Advanced Cell Technology, Inc. (“ACT”, OTCBB: ACTC or the “Company”), a leader in the field of regenerative medicine, today announced fourth quarter and year-end financial results for the period ended December 31, 2012. Highlights from the fourth quarter included:
- Completed second patient cohort in all three clinical trials in the U.S. and Europe to treat Stargardt’s Macular Dystrophy (SMD) and dry Age Related Macular Degeneration (AMD), effectively reaching the halfway point of all three groundbreaking clinical trials.
- Received Data Safety and Monitoring Board (DSMB) approval to treat the second patient cohorts in the U.S. and European clinical trials for SMD and dry AMD and commenced enrollment and treatment of patients in the trial with the higher dosage of Embryonic Stem Cell-Derived Retinal Pigment Epithelial Cells.

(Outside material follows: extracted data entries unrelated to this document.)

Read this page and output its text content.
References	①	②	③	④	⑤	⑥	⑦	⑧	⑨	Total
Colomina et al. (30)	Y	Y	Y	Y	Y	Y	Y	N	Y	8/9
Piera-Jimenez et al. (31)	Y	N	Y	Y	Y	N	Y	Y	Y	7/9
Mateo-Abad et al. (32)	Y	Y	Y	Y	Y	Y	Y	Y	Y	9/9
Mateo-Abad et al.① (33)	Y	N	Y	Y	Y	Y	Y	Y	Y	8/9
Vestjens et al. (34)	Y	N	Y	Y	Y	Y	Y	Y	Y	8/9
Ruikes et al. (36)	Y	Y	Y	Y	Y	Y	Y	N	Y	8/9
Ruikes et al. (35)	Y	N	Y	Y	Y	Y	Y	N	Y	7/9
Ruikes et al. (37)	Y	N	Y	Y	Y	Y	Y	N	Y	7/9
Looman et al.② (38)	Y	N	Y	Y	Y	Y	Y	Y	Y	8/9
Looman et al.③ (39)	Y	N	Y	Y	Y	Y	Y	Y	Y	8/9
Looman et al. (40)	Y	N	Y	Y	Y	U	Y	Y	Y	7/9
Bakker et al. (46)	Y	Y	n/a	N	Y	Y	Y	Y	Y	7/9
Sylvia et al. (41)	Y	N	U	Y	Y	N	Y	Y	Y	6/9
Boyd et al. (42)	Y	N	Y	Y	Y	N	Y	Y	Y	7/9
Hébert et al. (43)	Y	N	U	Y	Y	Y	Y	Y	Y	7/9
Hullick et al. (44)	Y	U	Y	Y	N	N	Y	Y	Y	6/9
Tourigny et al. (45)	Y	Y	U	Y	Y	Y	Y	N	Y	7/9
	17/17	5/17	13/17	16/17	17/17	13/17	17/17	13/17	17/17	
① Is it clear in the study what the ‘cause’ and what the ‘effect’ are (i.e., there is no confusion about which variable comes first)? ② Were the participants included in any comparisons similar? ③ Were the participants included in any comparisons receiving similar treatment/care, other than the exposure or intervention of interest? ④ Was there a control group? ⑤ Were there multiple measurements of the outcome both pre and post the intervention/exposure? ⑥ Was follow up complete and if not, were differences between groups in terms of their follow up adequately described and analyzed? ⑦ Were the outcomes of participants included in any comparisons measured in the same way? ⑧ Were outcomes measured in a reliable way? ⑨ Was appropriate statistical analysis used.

- In addition to reporting that all 18 patients across the three trials have been treated and no safety issues had arisen( the primary purpose behind the Phase I studies is to assess safety), the Company also released positive interim data citing the integration of the RPE cells in the proper anatomical site in the eye and noted visual acuity improvements from the patients.
- ACT’s Induced Pluripotent Stem (iPS) Cell-Derived Human Platelet program chosen by New Scientist Magazine as one of “10 ideas that will shape the year.”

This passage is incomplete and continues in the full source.